In 2004, Carolyn Bradfield and Bruce Ahern founded Phoenix Outdoor, www.phoenixoutdoor.com , a licensed adolescent wilderness therapy program near Asheville, North Carolina. 

After working with several hundred families whose adolescents attended Phoenix Outdoor, it became clear that there was a need for a short-term residential program to provide additional support, treatment, and education for students who were not yet ready to go home, but were not candidates for longer-term boarding school or residential programs.

It was also clear that adolescents attending short-term drug and alcohol treatment or coming out of longer programs were also in need of support and guidance to successfully transition back to their homes, schools, and families. 

When Carolyn’s daughter left wilderness therapy, there were no short-term programs available that provided the range of services her daughter needed.  After a year and a half in a long-term boarding school, her daughter’s transition from boarding school to college met with disastrous results. 
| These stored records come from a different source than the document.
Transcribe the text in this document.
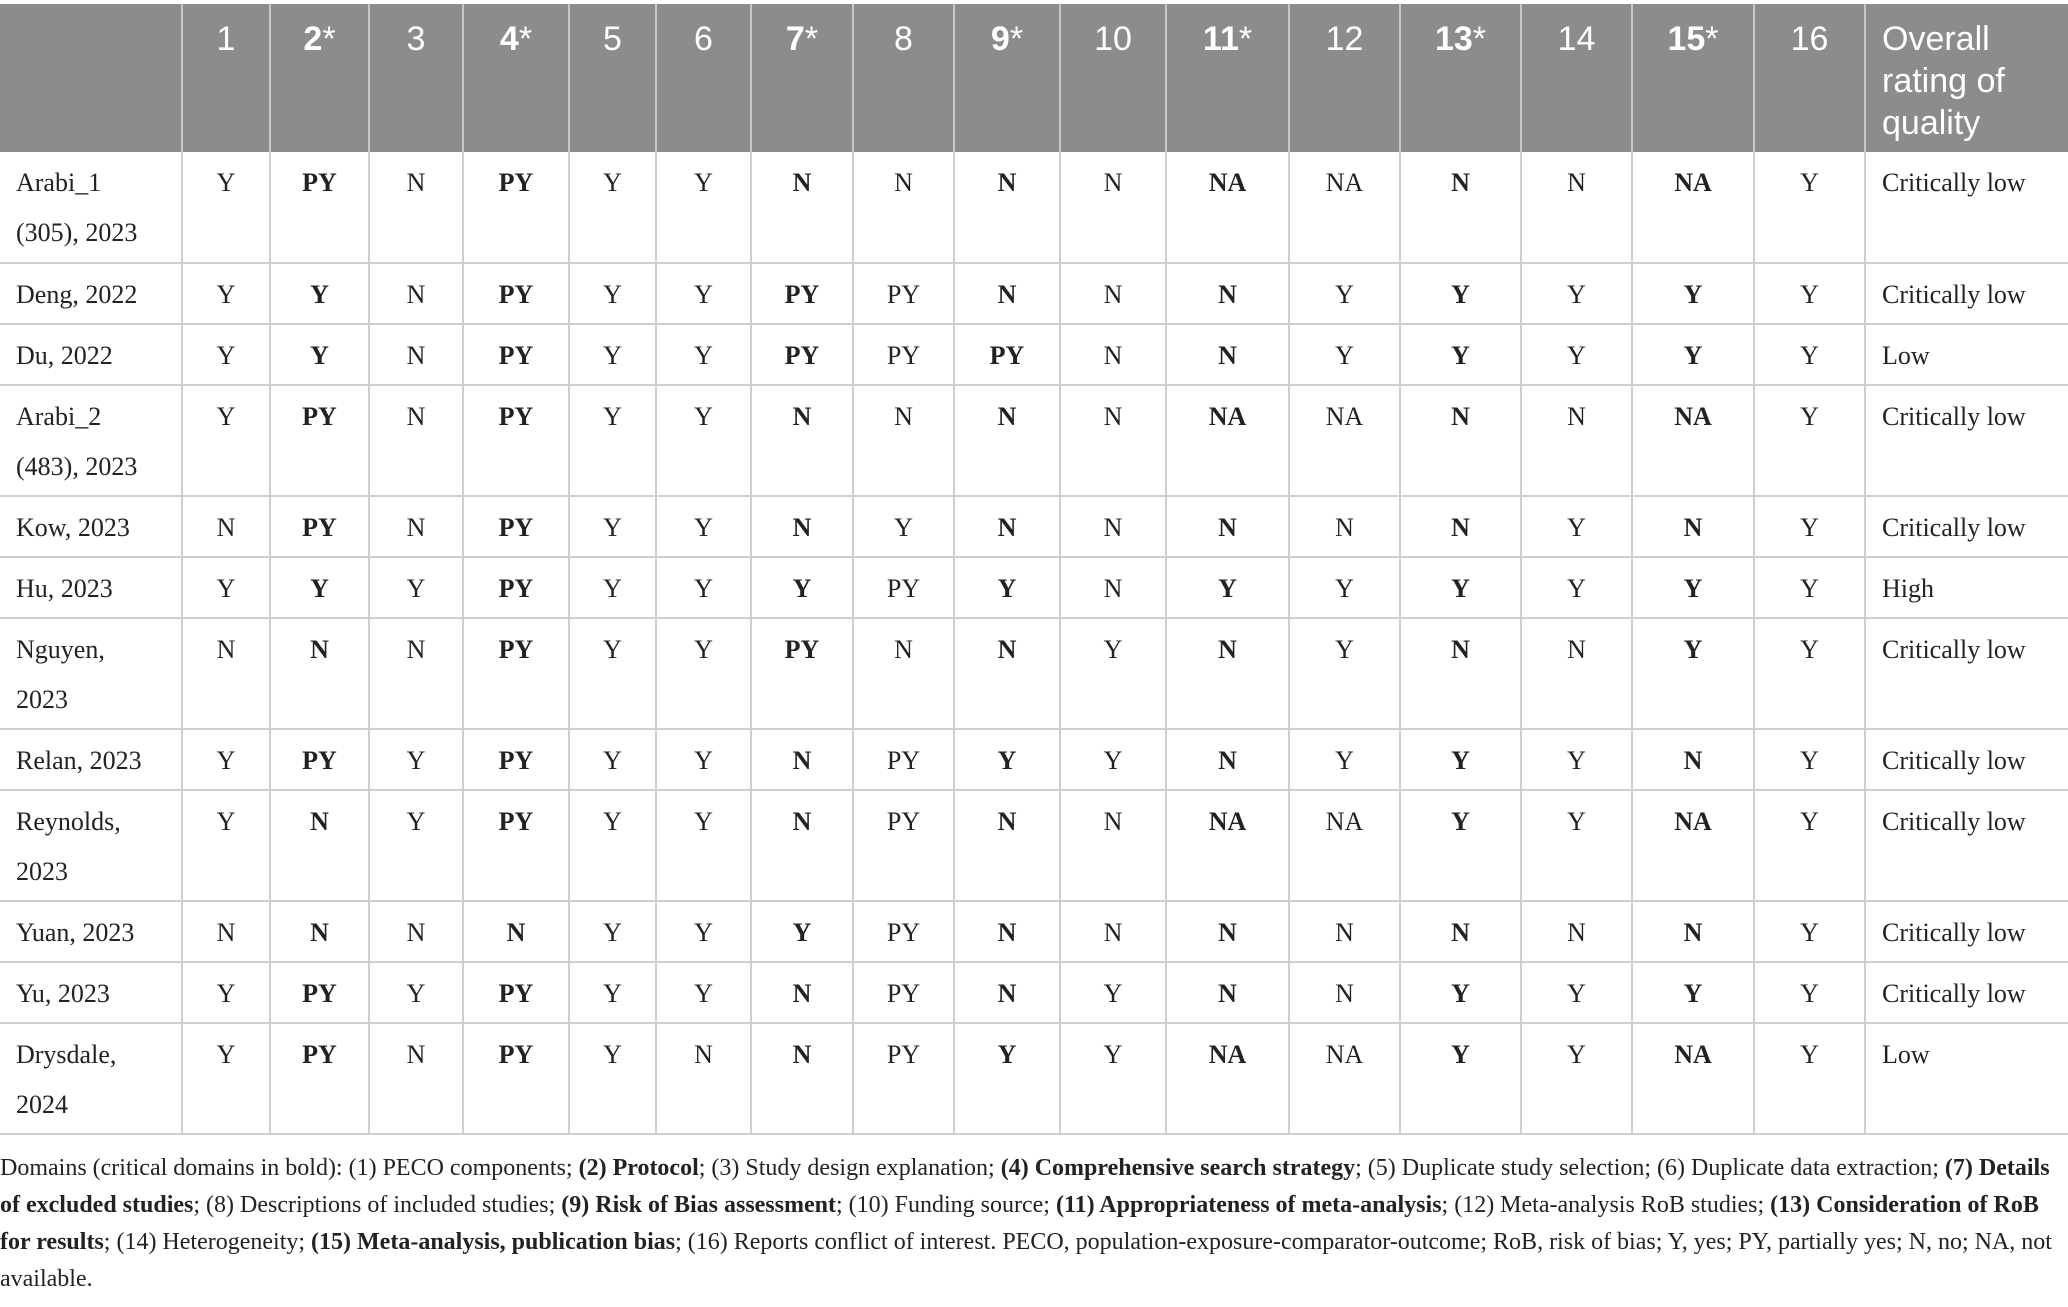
	1	2*	3	4*	5	6	7*	8	9*	10	11*	12	13*	14	15*	16	Overall
rating of
quality
Arabi_1
(305), 2023	Y	PY	N	PY	Y	Y	N	N	N	N	NA	NA	N	N	NA	Y	Critically low
Deng, 2022	Y	Y	N	PY	Y	Y	PY	PY	N	N	N	Y	Y	Y	Y	Y	Critically low
Du, 2022	Y	Y	N	PY	Y	Y	PY	PY	PY	N	N	Y	Y	Y	Y	Y	Low
Arabi_2
(483), 2023	Y	PY	N	PY	Y	Y	N	N	N	N	NA	NA	N	N	NA	Y	Critically low
Kow, 2023	N	PY	N	PY	Y	Y	N	Y	N	N	N	N	N	Y	N	Y	Critically low
Hu, 2023	Y	Y	Y	PY	Y	Y	Y	PY	Y	N	Y	Y	Y	Y	Y	Y	High
Nguyen,
2023	N	N	N	PY	Y	Y	PY	N	N	Y	N	Y	N	N	Y	Y	Critically low
Relan, 2023	Y	PY	Y	PY	Y	Y	N	PY	Y	Y	N	Y	Y	Y	N	Y	Critically low
Reynolds,
2023	Y	N	Y	PY	Y	Y	N	PY	N	N	NA	NA	Y	Y	NA	Y	Critically low
Yuan, 2023	N	N	N	N	Y	Y	Y	PY	N	N	N	N	N	N	N	Y	Critically low
Yu, 2023	Y	PY	Y	PY	Y	Y	N	PY	N	Y	N	N	Y	Y	Y	Y	Critically low
Drysdale,
2024	Y	PY	N	PY	Y	N	N	PY	Y	Y	NA	NA	Y	Y	NA	Y	Low

Domains (critical domains in bold): (1) PECO components; (2) Protocol; (3) Study design explanation; (4) Comprehensive search strategy; (5) Duplicate study selection; (6) Duplicate data extraction; (7) Details of excluded studies; (8) Descriptions of included studies; (9) Risk of Bias assessment; (10) Funding source; (11) Appropriateness of meta-analysis; (12) Meta-analysis RoB studies; (13) Consideration of RoB for results; (14) Heterogeneity; (15) Meta-analysis, publication bias; (16) Reports conflict of interest. PECO, population-exposure-comparator-outcome; RoB, risk of bias; Y, yes; PY, partially yes; N, no; NA, not available.
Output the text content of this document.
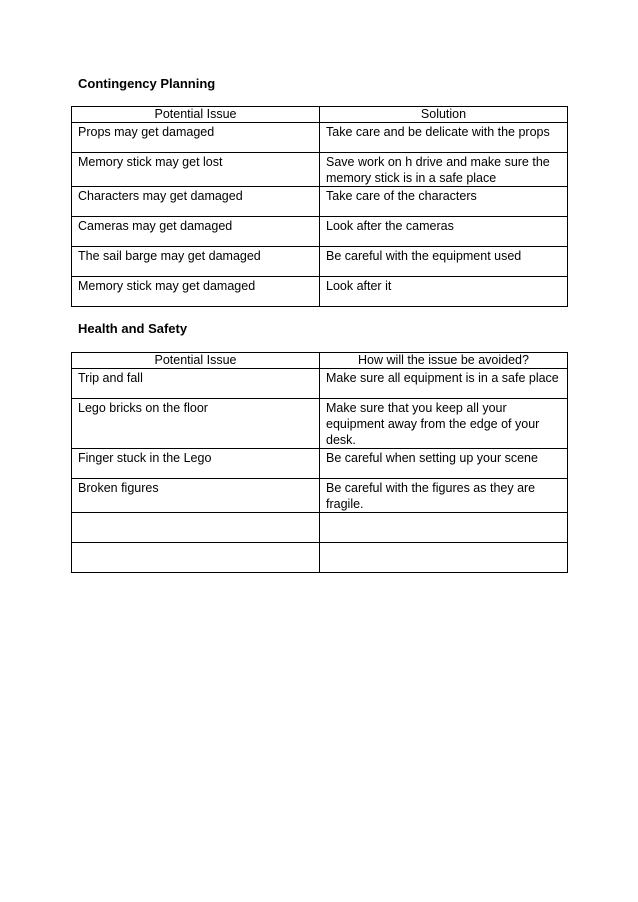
Contingency Planning
Potential Issue	Solution
Props may get damaged	Take care and be delicate with the props
Memory stick may get lost	Save work on h drive and make sure the memory stick is in a safe place
Characters may get damaged	Take care of the characters
Cameras may get damaged	Look after the cameras
The sail barge may get damaged	Be careful with the equipment used
Memory stick may get damaged	Look after it
Health and Safety
Potential Issue	How will the issue be avoided?
Trip and fall	Make sure all equipment is in a safe place
Lego bricks on the floor	Make sure that you keep all your equipment away from the edge of your desk.
Finger stuck in the Lego	Be careful when setting up your scene
Broken figures	Be careful with the figures as they are fragile.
The opportunity to create Asheville House arose when the Flynn Homes, a recovery community for homeless men, sold their property and elected to move to other locations.  The property has two Victorian homes and two carriage houses that sit overlook Cumberland Avenue in the historic Montford District of Asheville. The hilltop lot is surrounded by century-old cedar trees providing shade and serenity.

Renovation began in September 2006 preparing the four structures on the property for a March 2007 opening.